Students in Swaziland are set to protest against the 'extravagant spending' of the 50/50 celebrations to mark the King's birthday and the anniversary of Independence from Britain.
The protest is due to take place on 12 April 2018, the anniversary of the proclamation that turned Swaziland from a democracy into a kingdom ruled by an absolute monarch.
In a statement (14 February 2018), the Swaziland National Union of Students (SNUS) said, 'The National Executive Committee noted two upcoming national events in the terms of double celebration (50/50 celebration) and National Elections as projects that has been historically synonymous with corruption and extravagant spending and depriving the people fundamental social services in the process. In accordance with the 2018 theme, the NEC resolved to stage a protest on the 12th of April against extravagant spending and corruption.'
Details of the protest have still to be finalised.
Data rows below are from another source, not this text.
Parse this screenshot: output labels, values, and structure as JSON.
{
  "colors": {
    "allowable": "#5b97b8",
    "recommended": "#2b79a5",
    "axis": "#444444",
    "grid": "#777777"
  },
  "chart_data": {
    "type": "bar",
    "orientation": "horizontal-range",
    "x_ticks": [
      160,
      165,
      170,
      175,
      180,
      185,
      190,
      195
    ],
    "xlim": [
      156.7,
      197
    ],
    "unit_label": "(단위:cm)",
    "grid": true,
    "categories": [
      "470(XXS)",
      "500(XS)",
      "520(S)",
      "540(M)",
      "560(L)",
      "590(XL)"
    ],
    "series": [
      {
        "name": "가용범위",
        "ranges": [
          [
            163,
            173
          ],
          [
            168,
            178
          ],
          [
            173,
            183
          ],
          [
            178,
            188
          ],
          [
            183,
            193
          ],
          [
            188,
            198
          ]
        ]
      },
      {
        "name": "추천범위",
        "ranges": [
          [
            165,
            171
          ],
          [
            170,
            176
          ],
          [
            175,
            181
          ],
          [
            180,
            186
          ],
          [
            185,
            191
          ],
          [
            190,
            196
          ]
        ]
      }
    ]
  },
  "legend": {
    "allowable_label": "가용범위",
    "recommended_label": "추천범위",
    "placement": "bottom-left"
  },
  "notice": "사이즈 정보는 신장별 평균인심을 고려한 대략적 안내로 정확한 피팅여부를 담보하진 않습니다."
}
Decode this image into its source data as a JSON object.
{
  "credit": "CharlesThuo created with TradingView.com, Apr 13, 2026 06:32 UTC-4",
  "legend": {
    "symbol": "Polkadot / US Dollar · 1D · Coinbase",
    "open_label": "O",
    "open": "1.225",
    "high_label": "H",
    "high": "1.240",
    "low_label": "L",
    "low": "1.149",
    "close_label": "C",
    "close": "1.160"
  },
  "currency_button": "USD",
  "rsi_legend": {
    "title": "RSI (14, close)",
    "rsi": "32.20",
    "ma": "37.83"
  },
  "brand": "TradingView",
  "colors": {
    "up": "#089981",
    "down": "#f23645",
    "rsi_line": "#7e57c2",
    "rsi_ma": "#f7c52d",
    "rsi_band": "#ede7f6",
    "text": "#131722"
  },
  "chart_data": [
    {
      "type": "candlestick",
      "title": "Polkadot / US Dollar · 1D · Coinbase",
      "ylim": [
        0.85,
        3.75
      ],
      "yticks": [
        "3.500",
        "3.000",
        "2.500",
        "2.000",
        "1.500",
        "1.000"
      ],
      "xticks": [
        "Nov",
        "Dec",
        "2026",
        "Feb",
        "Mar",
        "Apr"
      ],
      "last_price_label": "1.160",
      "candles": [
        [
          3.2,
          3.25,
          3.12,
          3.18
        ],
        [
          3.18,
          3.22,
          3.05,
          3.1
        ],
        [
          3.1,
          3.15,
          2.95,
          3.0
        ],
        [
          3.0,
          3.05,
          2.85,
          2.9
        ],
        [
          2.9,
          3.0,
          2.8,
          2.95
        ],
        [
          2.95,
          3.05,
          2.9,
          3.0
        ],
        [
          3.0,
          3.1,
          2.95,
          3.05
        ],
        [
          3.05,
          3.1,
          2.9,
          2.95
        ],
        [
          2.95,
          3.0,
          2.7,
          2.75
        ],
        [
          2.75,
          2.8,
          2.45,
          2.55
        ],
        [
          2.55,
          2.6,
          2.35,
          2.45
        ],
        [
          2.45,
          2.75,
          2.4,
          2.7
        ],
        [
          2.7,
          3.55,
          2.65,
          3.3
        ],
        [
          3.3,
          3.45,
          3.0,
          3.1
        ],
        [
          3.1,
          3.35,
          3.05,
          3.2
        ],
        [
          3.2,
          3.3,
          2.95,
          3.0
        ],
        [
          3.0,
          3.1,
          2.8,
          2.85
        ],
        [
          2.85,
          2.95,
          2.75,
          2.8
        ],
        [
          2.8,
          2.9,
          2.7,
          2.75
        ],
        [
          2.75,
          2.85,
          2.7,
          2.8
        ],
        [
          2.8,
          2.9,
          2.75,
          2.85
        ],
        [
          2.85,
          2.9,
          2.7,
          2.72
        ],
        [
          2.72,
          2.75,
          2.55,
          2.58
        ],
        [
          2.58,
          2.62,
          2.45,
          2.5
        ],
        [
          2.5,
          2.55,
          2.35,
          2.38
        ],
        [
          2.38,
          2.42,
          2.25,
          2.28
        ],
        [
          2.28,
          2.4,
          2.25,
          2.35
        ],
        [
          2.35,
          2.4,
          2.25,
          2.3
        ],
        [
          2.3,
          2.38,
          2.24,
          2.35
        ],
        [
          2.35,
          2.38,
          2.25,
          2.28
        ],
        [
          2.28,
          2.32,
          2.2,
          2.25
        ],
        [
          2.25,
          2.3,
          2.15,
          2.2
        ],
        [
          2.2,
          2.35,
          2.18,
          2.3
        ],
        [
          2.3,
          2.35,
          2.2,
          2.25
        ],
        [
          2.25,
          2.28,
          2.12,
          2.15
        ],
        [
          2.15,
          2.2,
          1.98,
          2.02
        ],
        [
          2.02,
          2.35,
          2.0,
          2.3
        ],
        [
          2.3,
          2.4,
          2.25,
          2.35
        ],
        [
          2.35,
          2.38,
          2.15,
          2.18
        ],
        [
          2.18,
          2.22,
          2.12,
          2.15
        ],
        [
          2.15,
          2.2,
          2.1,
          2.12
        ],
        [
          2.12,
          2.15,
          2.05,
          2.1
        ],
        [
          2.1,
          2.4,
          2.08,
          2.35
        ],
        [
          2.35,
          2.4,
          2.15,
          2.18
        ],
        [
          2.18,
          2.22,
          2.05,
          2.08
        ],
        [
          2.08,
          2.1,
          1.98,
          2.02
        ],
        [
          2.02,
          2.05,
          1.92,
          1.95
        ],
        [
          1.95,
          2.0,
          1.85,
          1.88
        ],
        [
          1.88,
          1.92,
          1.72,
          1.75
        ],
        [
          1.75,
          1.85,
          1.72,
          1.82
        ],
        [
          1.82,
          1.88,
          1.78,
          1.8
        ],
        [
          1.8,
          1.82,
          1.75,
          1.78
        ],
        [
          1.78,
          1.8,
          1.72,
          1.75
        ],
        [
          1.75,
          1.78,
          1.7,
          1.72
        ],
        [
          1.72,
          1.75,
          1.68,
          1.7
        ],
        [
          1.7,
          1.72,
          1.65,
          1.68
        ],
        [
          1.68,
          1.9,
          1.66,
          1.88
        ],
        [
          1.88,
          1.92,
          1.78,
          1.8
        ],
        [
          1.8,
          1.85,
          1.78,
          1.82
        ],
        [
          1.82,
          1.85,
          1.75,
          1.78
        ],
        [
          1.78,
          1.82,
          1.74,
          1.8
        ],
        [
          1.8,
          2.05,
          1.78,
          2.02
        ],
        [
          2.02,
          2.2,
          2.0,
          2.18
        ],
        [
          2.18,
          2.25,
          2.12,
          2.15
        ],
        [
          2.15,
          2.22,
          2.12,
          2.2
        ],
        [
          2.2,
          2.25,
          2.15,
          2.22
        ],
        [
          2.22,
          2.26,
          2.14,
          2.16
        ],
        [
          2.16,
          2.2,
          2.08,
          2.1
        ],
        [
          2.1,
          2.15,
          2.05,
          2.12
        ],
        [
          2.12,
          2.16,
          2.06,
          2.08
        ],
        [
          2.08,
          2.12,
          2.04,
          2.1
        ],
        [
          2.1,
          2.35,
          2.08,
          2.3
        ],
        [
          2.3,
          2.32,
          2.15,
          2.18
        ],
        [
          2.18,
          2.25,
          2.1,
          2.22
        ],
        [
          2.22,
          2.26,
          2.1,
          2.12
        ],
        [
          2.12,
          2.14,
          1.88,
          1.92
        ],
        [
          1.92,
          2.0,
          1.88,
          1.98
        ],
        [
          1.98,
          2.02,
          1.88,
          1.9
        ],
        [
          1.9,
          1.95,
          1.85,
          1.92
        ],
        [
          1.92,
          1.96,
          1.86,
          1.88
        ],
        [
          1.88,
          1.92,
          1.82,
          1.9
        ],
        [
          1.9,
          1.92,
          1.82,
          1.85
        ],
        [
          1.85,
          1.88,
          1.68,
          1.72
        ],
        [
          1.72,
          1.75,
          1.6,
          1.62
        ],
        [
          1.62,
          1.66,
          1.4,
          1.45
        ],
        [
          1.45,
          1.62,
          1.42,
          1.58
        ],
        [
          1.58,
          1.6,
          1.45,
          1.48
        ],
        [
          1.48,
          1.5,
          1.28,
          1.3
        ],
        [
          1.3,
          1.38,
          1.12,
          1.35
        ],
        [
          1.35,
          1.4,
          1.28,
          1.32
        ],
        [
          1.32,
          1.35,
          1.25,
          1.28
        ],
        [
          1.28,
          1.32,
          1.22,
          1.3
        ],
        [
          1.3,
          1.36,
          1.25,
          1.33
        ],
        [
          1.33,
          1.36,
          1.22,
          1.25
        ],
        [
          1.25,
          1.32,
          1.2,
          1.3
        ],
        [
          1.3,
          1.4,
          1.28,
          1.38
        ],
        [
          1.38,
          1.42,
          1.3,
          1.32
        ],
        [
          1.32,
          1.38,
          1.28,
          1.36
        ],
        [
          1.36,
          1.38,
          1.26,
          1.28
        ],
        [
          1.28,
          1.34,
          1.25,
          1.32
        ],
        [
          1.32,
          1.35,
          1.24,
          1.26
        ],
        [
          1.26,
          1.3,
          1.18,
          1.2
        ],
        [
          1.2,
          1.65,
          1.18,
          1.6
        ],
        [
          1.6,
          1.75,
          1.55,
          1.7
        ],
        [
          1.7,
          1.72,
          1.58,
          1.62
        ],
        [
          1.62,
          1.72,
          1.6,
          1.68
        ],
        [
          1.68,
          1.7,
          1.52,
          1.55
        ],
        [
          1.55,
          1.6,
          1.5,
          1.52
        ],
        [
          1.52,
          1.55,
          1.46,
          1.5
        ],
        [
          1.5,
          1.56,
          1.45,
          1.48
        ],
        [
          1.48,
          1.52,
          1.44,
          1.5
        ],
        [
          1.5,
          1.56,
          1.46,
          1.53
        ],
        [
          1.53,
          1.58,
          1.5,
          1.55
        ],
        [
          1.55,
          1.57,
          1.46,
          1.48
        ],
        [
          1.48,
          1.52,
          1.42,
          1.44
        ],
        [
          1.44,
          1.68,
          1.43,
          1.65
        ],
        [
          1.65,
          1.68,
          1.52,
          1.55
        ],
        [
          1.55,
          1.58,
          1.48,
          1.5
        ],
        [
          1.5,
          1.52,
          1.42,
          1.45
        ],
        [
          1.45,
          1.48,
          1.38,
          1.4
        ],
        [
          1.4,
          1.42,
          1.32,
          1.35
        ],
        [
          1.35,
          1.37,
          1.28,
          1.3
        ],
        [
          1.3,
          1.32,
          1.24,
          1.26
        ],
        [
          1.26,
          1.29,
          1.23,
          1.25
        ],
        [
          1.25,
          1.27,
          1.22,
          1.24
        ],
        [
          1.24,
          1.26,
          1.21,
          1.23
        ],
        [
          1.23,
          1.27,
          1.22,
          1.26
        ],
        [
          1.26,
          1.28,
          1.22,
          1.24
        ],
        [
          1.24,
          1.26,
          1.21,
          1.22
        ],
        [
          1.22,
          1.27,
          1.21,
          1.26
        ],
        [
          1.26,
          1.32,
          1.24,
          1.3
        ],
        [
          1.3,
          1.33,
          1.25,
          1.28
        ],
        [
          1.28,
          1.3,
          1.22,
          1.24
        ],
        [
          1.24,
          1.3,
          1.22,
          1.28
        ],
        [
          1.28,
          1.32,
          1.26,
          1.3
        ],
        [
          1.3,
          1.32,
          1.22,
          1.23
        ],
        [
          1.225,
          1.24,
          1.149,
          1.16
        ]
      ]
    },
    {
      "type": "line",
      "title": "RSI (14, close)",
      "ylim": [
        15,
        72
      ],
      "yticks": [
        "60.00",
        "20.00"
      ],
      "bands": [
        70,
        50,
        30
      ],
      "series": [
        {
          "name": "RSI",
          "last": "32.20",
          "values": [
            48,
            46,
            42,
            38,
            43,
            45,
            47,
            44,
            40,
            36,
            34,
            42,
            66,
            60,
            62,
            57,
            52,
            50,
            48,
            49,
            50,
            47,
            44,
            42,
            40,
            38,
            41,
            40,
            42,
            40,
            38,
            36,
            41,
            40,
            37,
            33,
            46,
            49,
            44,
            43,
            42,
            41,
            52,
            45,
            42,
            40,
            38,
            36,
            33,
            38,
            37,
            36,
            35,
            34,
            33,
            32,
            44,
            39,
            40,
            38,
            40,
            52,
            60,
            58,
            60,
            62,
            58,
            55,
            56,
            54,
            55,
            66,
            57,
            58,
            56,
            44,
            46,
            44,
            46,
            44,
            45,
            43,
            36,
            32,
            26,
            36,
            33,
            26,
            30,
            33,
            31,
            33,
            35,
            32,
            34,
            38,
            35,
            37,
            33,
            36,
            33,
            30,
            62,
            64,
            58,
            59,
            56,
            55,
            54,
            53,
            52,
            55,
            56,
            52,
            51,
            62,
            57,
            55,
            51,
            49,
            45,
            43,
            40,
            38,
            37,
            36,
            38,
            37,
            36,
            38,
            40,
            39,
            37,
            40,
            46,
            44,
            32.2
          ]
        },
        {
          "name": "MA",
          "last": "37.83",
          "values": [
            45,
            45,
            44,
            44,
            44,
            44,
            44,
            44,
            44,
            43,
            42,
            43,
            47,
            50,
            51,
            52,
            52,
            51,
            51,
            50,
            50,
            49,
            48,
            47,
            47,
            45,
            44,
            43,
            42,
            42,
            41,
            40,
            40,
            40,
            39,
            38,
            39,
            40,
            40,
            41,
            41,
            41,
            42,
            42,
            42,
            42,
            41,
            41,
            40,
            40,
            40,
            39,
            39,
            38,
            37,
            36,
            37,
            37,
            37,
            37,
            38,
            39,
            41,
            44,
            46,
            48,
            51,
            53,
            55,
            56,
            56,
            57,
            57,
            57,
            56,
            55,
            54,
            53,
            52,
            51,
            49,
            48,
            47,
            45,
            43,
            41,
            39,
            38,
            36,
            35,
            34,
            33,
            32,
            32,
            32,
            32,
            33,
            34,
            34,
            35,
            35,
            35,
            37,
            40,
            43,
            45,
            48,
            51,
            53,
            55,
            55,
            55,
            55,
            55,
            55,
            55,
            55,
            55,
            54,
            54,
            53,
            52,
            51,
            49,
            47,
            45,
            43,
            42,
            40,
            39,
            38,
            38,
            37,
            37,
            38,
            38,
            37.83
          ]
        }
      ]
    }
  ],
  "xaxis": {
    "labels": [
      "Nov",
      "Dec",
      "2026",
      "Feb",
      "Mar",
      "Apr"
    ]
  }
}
The 50/50 celebrations are to mark the 50th birthday this year of King Mwsati III, sub-Saharan Africa's last absolute monarch, and the 50th anniversary of Independence from Britain. It has already been announced that celebrations will take place on 19 April at Mavuso Trade and Exhibition Centre.
A budget of the equivalent of US$1.7 million has been given by the government. The Taiwan Government has donated US$1.3 million.
When similar celebrations took place in 2008 the cost of the so-called 40/40 celebrations overran by E32.6 million (about US$5 million at the then exchange rate). E17 million was budgeted but it ended up costing 'at least' E50.2 million. The exact figure is uncertain.
The celebrations took place at a time when Swaziland was under the pressure of savage financial cuts, imposed by the International Monetary Fund, after years of mismanagement of the economy by successive Swazi governments - all handpicked by King Mswati.
The intended SNUS protest is set for 12 April. This is an important date in Swaziland as it was on this day in 1973 that King Mswati's father King Sobuza II issued a Royal Decree that banned all political parties and put all legislative, executive and judicial power in the hands of the King. Despite a Constitution that came into effect in 2006, the Decree has not been withdrawn.
Protests are held each year on the anniversary of 12 April.